Why it’s as hard to escape an echo chamber as it is to flee a cult – C Thi Nguyen | Aeon Essays (Aeon)

First you don’t hear other views. Then you can’t trust them. Your personal information network entraps you just like a cult

Essay by C Thi Nguyen, an assistant professor of philosophy at Utah Valley University working in social epistemology, aesthetics and the philosophy of games

Jamieson and Cappella’s book is the first empirical study into how echo chambers function. In their analysis, echo chambers work by systematically alienating their members from all outside epistemic sources. Their research centres on Rush Limbaugh, a wildly successful conservative firebrand in the United States, along with Fox News and related media. Limbaugh uses methods to actively transfigure whom his listeners trust. His constant attacks on the ‘mainstream media’ are attempts to discredit all other sources of knowledge. He systematically undermines the integrity of anybody who expresses any kind of contrary view. And outsiders are not simply mistaken – they are malicious, manipulative and actively working to destroy Limbaugh and his followers. The resulting worldview is one of deeply opposed force, an all-or-nothing war between good and evil. Anybody who isn’t a fellow Limbaugh follower is clearly opposed to the side of right, and therefore utterly untrustworthy.

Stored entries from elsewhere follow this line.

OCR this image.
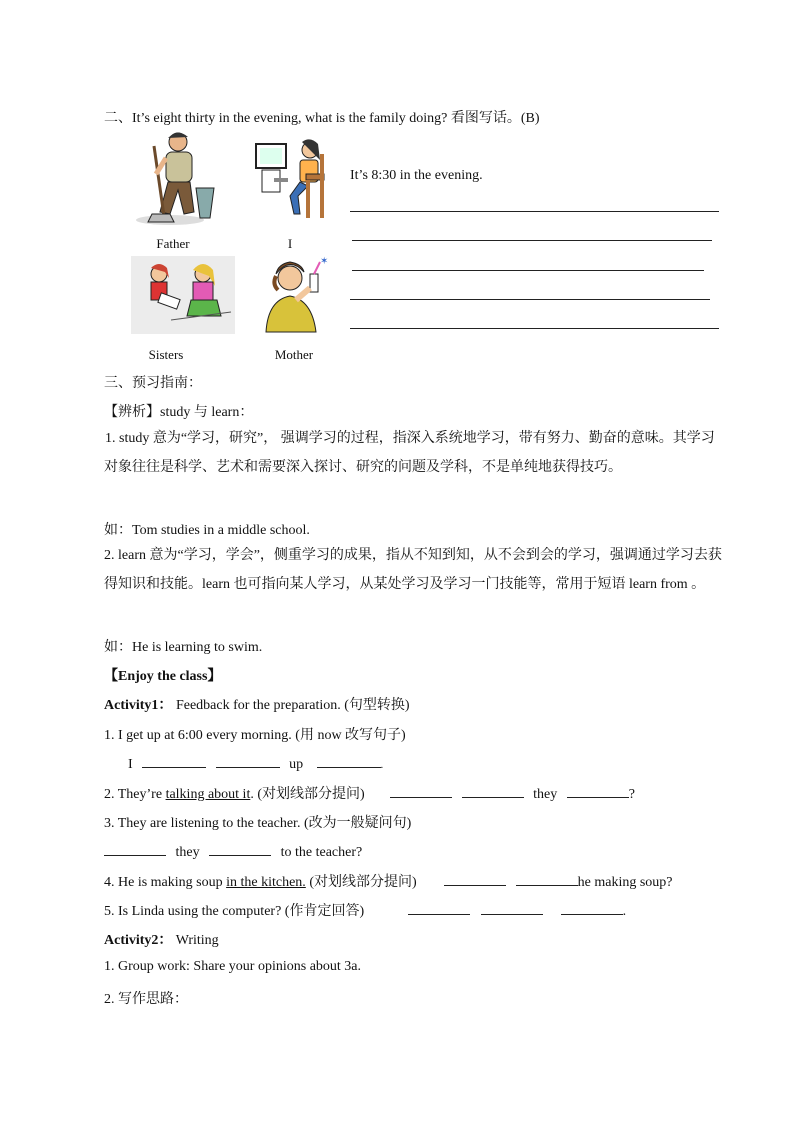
二、It’s eight thirty in the evening, what is the family doing? 看图写话。(B)
Father	I
Sisters
✶
Mother
It’s 8:30 in the evening.
三、预习指南：
【辨析】study 与 learn：
1. study 意为“学习，研究”， 强调学习的过程，指深入系统地学习，带有努力、勤奋的意味。其学习对象往往是科学、艺术和需要深入探讨、研究的问题及学科，不是单纯地获得技巧。
如：Tom studies in a middle school.
2. learn 意为“学习，学会”，侧重学习的成果，指从不知到知，从不会到会的学习，强调通过学习去获得知识和技能。learn 也可指向某人学习，从某处学习及学习一门技能等，常用于短语 learn from 。
如：He is learning to swim.
【Enjoy the class】
Activity1： Feedback for the preparation. (句型转换)
1. I get up at 6:00 every morning. (用 now 改写句子)
I	up	.
2. They’re talking about it. (对划线部分提问)	they	?
3. They are listening to the teacher. (改为一般疑问句)
they	to the teacher?
4. He is making soup in the kitchen. (对划线部分提问)	he making soup?
5. Is Linda using the computer? (作肯定回答)	.
Activity2： Writing
1. Group work: Share your opinions about 3a.
2. 写作思路：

The result is a rather striking parallel to the techniques of emotional isolation typically practised in cult indoctrination. According to mental-health specialists in cult recovery, including Margaret Singer, Michael Langone and Robert Lifton, cult indoctrination involves new cult members being brought to distrust all non-cult members. This provides a social buffer against any attempts to extract the indoctrinated person from the cult.

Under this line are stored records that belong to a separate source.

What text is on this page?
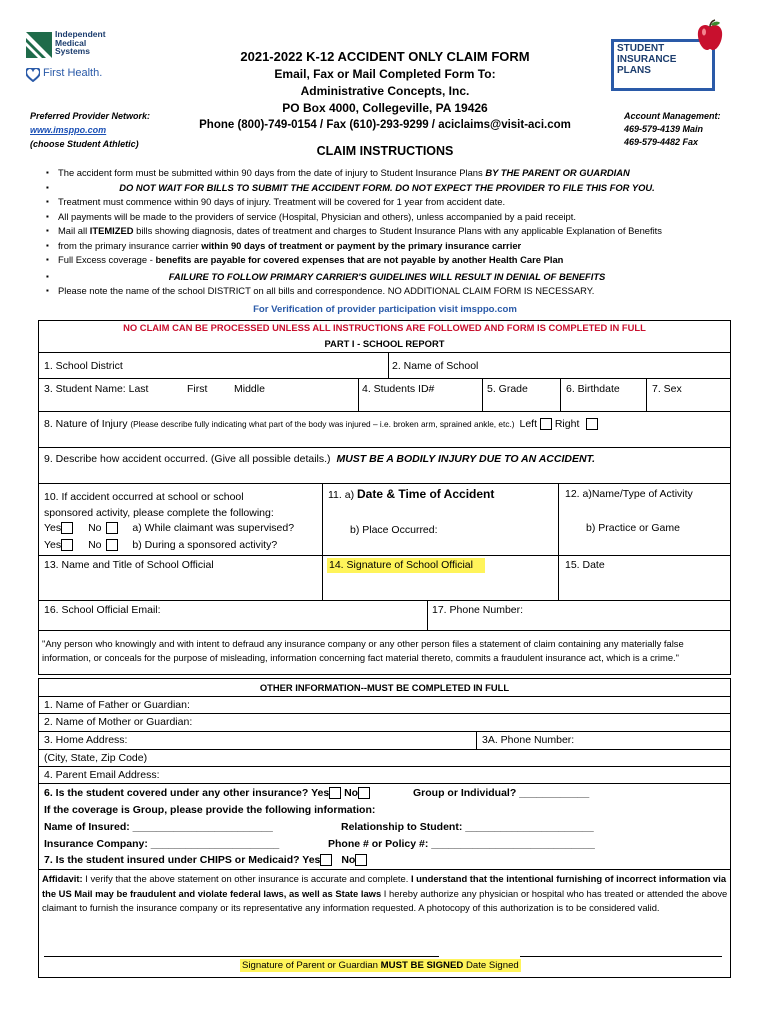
Independent
Medical
Systems
First Health.
Preferred Provider Network:
www.imsppo.com
(choose Student Athletic)
2021-2022 K-12 ACCIDENT ONLY CLAIM FORM
Email, Fax or Mail Completed Form To:
Administrative Concepts, Inc.
PO Box 4000, Collegeville, PA 19426
Phone (800)-749-0154 / Fax (610)-293-9299 / aciclaims@visit-aci.com
CLAIM INSTRUCTIONS
STUDENT
INSURANCE
PLANS
Account Management:
469-579-4139 Main
469-579-4482 Fax
▪ The accident form must be submitted within 90 days from the date of injury to Student Insurance Plans BY THE PARENT OR GUARDIAN
▪ DO NOT WAIT FOR BILLS TO SUBMIT THE ACCIDENT FORM. DO NOT EXPECT THE PROVIDER TO FILE THIS FOR YOU.
▪ Treatment must commence within 90 days of injury. Treatment will be covered for 1 year from accident date.
▪ All payments will be made to the providers of service (Hospital, Physician and others), unless accompanied by a paid receipt.
▪ Mail all ITEMIZED bills showing diagnosis, dates of treatment and charges to Student Insurance Plans with any applicable Explanation of Benefits
▪ from the primary insurance carrier within 90 days of treatment or payment by the primary insurance carrier
▪ Full Excess coverage - benefits are payable for covered expenses that are not payable by another Health Care Plan
▪ FAILURE TO FOLLOW PRIMARY CARRIER'S GUIDELINES WILL RESULT IN DENIAL OF BENEFITS
▪ Please note the name of the school DISTRICT on all bills and correspondence. NO ADDITIONAL CLAIM FORM IS NECESSARY.
For Verification of provider participation visit imsppo.com
NO CLAIM CAN BE PROCESSED UNLESS ALL INSTRUCTIONS ARE FOLLOWED AND FORM IS COMPLETED IN FULL
PART I - SCHOOL REPORT
1. School District	2. Name of School
3. Student Name: Last	First	Middle	4. Students ID#	5. Grade	6. Birthdate	7. Sex
8. Nature of Injury (Please describe fully indicating what part of the body was injured – i.e. broken arm, sprained ankle, etc.) Left Right
9. Describe how accident occurred. (Give all possible details.) MUST BE A BODILY INJURY DUE TO AN ACCIDENT.
10. If accident occurred at school or school
sponsored activity, please complete the following:
Yes	No	a) While claimant was supervised?
Yes	No	b) During a sponsored activity?
11. a) Date & Time of Accident
b) Place Occurred:
12. a)Name/Type of Activity
b) Practice or Game
13. Name and Title of School Official	14. Signature of School Official	15. Date
16. School Official Email:	17. Phone Number:
"Any person who knowingly and with intent to defraud any insurance company or any other person files a statement of claim containing any materially false information, or conceals for the purpose of misleading, information concerning fact material thereto, commits a fraudulent insurance act, which is a crime."
OTHER INFORMATION--MUST BE COMPLETED IN FULL
1. Name of Father or Guardian:
2. Name of Mother or Guardian:
3. Home Address:	3A. Phone Number:
(City, State, Zip Code)
4. Parent Email Address:
6. Is the student covered under any other insurance? Yes No	Group or Individual? ____________
If the coverage is Group, please provide the following information:
Name of Insured: ________________________	Relationship to Student: ______________________
Insurance Company: ______________________	Phone # or Policy #: ____________________________
7. Is the student insured under CHIPS or Medicaid? Yes No
Affidavit: I verify that the above statement on other insurance is accurate and complete. I understand that the intentional furnishing of incorrect information via the US Mail may be fraudulent and violate federal laws, as well as State laws I hereby authorize any physician or hospital who has treated or attended the above claimant to furnish the insurance company or its representative any information requested. A photocopy of this authorization is to be considered valid.
Signature of Parent or Guardian MUST BE SIGNED Date Signed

The echo chamber doesn’t need any bad connectivity to function. Limbaugh’s followers have full access to outside sources of information. According to Jamieson and Cappella’s data, Limbaugh’s followers regularly read – but do not accept – mainstream and liberal news sources. They are isolated, not by selective exposure, but by changes in who they accept as authorities, experts and trusted sources. They hear, but dismiss, outside voices. Their worldview can survive exposure to those outside voices because their belief system has prepared them for such intellectual onslaught.

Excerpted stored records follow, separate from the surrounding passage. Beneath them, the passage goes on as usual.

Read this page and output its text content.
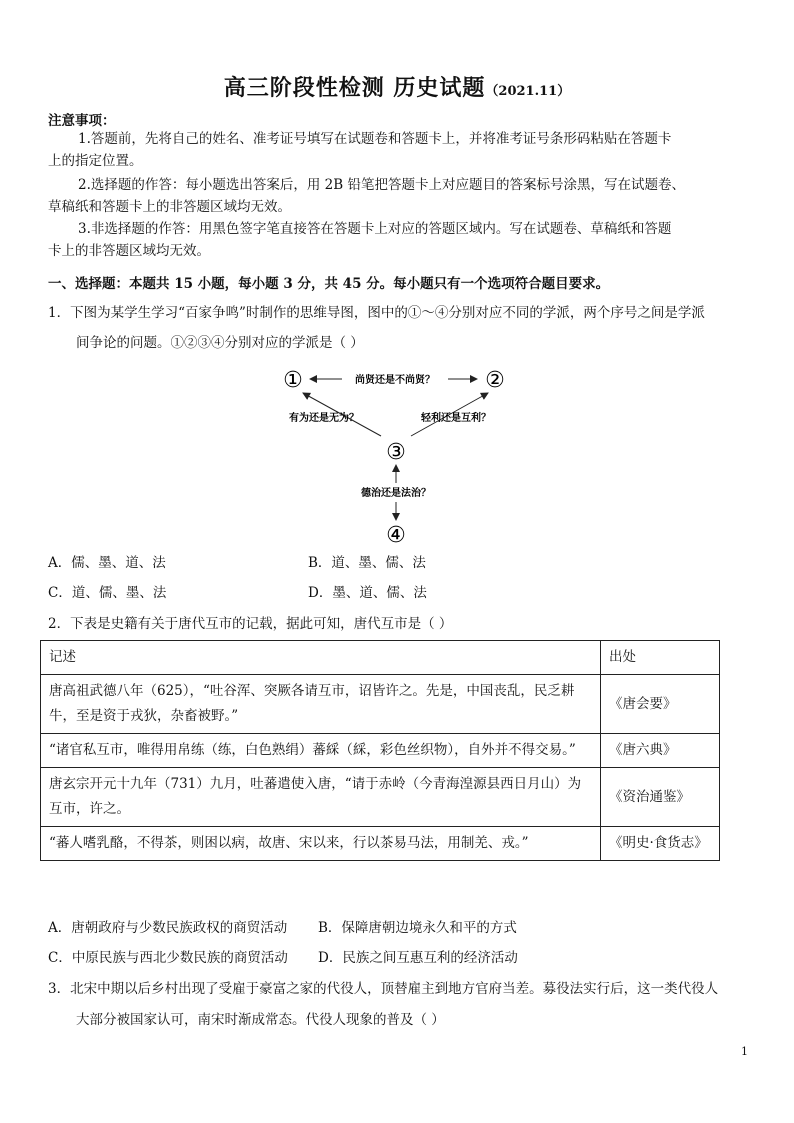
高三阶段性检测 历史试题（2021.11）
注意事项：
1.答题前，先将自己的姓名、准考证号填写在试题卷和答题卡上，并将准考证号条形码粘贴在答题卡
上的指定位置。
2.选择题的作答：每小题选出答案后，用 2B 铅笔把答题卡上对应题目的答案标号涂黑，写在试题卷、
草稿纸和答题卡上的非答题区域均无效。
3.非选择题的作答：用黑色签字笔直接答在答题卡上对应的答题区域内。写在试题卷、草稿纸和答题
卡上的非答题区域均无效。
一、选择题：本题共 15 小题，每小题 3 分，共 45 分。每小题只有一个选项符合题目要求。
1．下图为某学生学习“百家争鸣”时制作的思维导图，图中的①～④分别对应不同的学派，两个序号之间是学派
间争论的问题。①②③④分别对应的学派是（ ）
①	②
③
④
尚贤还是不尚贤？
有为还是无为？	轻利还是互利？
德治还是法治？
A．儒、墨、道、法	B．道、墨、儒、法
C．道、儒、墨、法	D．墨、道、儒、法
2．下表是史籍有关于唐代互市的记载，据此可知，唐代互市是（ ）
记述	出处
唐高祖武德八年（625），“吐谷浑、突厥各请互市，诏皆许之。先是，中国丧乱，民乏耕牛，至是资于戎狄，杂畜被野。”	《唐会要》
“诸官私互市，唯得用帛练（练，白色熟绢）蕃綵（綵，彩色丝织物），自外并不得交易。”	《唐六典》
唐玄宗开元十九年（731）九月，吐蕃遣使入唐，“请于赤岭（今青海湟源县西日月山）为互市，许之。	《资治通鉴》
“蕃人嗜乳酪，不得茶，则困以病，故唐、宋以来，行以茶易马法，用制羌、戎。”	《明史·食货志》
A．唐朝政府与少数民族政权的商贸活动 B．保障唐朝边境永久和平的方式
C．中原民族与西北少数民族的商贸活动 D．民族之间互惠互利的经济活动
3．北宋中期以后乡村出现了受雇于豪富之家的代役人，顶替雇主到地方官府当差。募役法实行后，这一类代役人
大部分被国家认可，南宋时渐成常态。代役人现象的普及（ ）
1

In fact, exposure to contrary views could actually reinforce their views. Limbaugh might offer his followers a conspiracy theory: anybody who criticises him is doing it at the behest of a secret cabal of evil elites, which has already seized control of the mainstream media. His followers are now protected against simple exposure to contrary evidence. In fact, the more they find that the mainstream media calls out Limbaugh for inaccuracy, the more Limbaugh’s predictions will be confirmed. Perversely, exposure to outsiders with contrary views can thus increase echo-chamber members’ confidence in their insider sources, and hence their attachment to their worldview. The philosopher Endre Begby calls this effect ‘evidential pre-emption’. What’s happening is a kind of intellectual judo, in which the power and enthusiasm of contrary voices are turned against those contrary voices through a carefully rigged internal structure of belief.